Thought for the weekend

By Canon Walter Lewis

Armistice Day was yesterday and Remembrance Sunday is tomorrow. This is a time to remember all who have died so that others can live in freedom and security: and to thank God for their sacrifice. For the first time since its publication in 1999, I recently took down the book 'Lost Lives' from my bookshelves. It's a huge tome, logging the details of the 3,524 people killed in the recent Northern Ireland Troubles.

Among the names, I wanted to check the people whom I knew: I wanted to remember them - Johnny Pedlow, Adrian Barton, Jane McIntyre, Thomas Mills, Thomas Easton, Heather Thompson and Denis Taggart. All were shot dead. All were innocent victims going about their daily business. Theirs were lost lives. But their murders were not in vain as we remember them and the others whose lives were so brutally taken. Our remembering them can lead us to make sure such cruel and mindless barbarity will not happen again.

We do well to remember that throughout our recent Troubles the position of the Catholic and Protestant churches, on the matter of paramilitary violence, was clear and unequivocal: "There is no ethical, theological or doctrinal justification for killing and bombing." From the start, the Churches affirmed that all problems could be resolved peacefully and within the law. How regrettable it is that, at that time, the leadership of the Churches was not heeded on both sides.

Ten million servicemen and civilians were killed in World War One. Many viewed the war as a tremendous waste of young lives with little gain. However, the same was not said of World War Two. Many laid down their lives so families and friends might live in freedom, and that the tyranny of Hitler's Nazism might be confronted and defeated. We remember the great truth and power in the words of a dying soldier to his comrade: "When you go home, tell them, 'For your tomorrow, we gave our today'."
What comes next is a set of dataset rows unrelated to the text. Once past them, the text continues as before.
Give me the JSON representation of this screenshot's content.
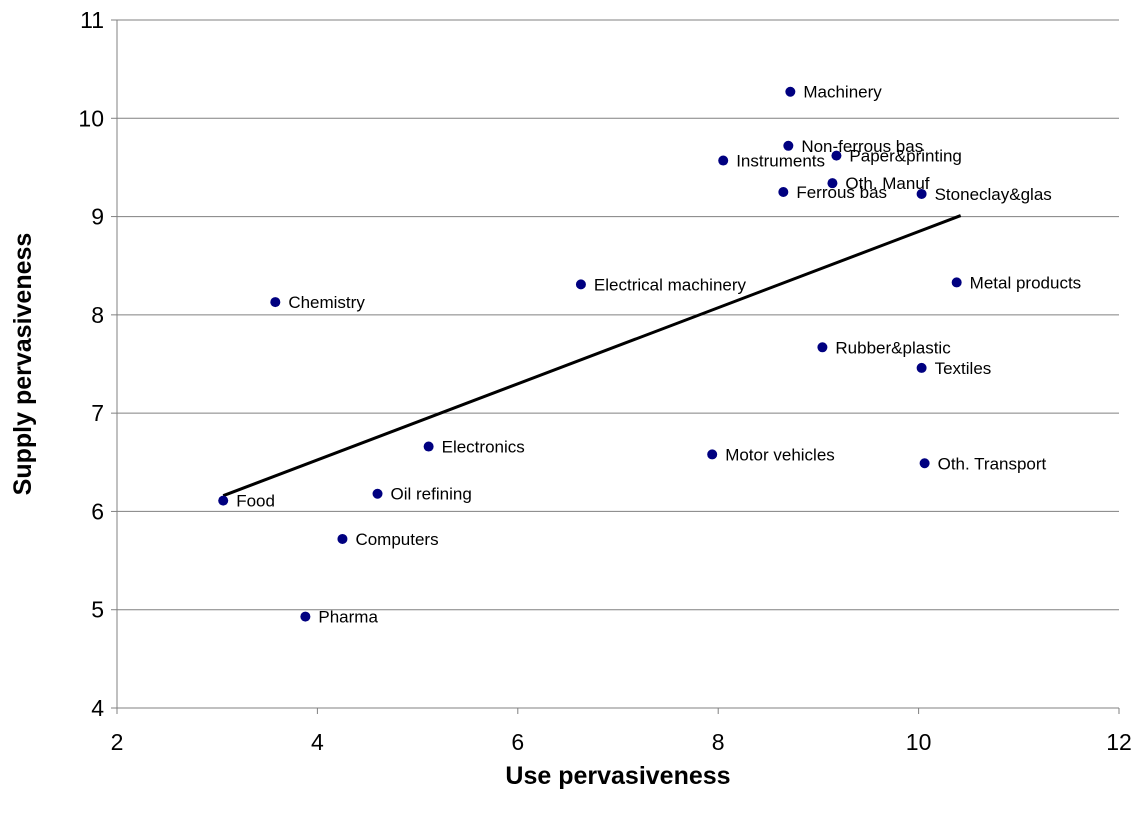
{
  "chart_data": {
    "type": "scatter",
    "title": "",
    "xlabel": "Use pervasiveness",
    "ylabel": "Supply pervasiveness",
    "xlim": [
      2,
      12
    ],
    "ylim": [
      4,
      11
    ],
    "xticks": [
      2,
      4,
      6,
      8,
      10,
      12
    ],
    "yticks": [
      4,
      5,
      6,
      7,
      8,
      9,
      10,
      11
    ],
    "grid": "horizontal",
    "marker_color": "#000080",
    "points": [
      {
        "label": "Machinery",
        "x": 8.72,
        "y": 10.27
      },
      {
        "label": "Non-ferrous bas",
        "x": 8.7,
        "y": 9.72
      },
      {
        "label": "Instruments",
        "x": 8.05,
        "y": 9.57
      },
      {
        "label": "Paper&printing",
        "x": 9.18,
        "y": 9.62
      },
      {
        "label": "Oth. Manuf",
        "x": 9.14,
        "y": 9.34
      },
      {
        "label": "Ferrous bas",
        "x": 8.65,
        "y": 9.25
      },
      {
        "label": "Stoneclay&glas",
        "x": 10.03,
        "y": 9.23
      },
      {
        "label": "Electrical machinery",
        "x": 6.63,
        "y": 8.31
      },
      {
        "label": "Metal products",
        "x": 10.38,
        "y": 8.33
      },
      {
        "label": "Chemistry",
        "x": 3.58,
        "y": 8.13
      },
      {
        "label": "Rubber&plastic",
        "x": 9.04,
        "y": 7.67
      },
      {
        "label": "Textiles",
        "x": 10.03,
        "y": 7.46
      },
      {
        "label": "Electronics",
        "x": 5.11,
        "y": 6.66
      },
      {
        "label": "Motor vehicles",
        "x": 7.94,
        "y": 6.58
      },
      {
        "label": "Oth. Transport",
        "x": 10.06,
        "y": 6.49
      },
      {
        "label": "Food",
        "x": 3.06,
        "y": 6.11
      },
      {
        "label": "Oil refining",
        "x": 4.6,
        "y": 6.18
      },
      {
        "label": "Computers",
        "x": 4.25,
        "y": 5.72
      },
      {
        "label": "Pharma",
        "x": 3.88,
        "y": 4.93
      }
    ],
    "trendline": {
      "x": [
        3.06,
        10.42
      ],
      "y": [
        6.16,
        9.01
      ]
    }
  }
}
At this time, we express our thanks for those who gave their lives to establish the democratic freedoms which we now enjoy. Here in Northern Ireland, we have come through an uncertain period when our democracy was under severe threat from paramilitary organisations. Their technique was to suppress all opposition. Only their voice was allowed to prevail. Therein lies a warning that democracy must be jealously guarded if we are to live in a civilised and inclusive society. That is what our forbears gave their lives for.

In the last century, the poet TS Eliot wrote the words: "The peace of the world is always uncertain unless people keep the peace of God." Here, Eliot was warning that peace is more than the silence of cannons. It involves entrenching ethical standards in our society such as respect for others, dignity, justice, kindness, thoughtfulness, prayer and love. At Remembrance time we are reminded about two crucial and fundamental things - to keep the peace of the world and to keep the peace of God.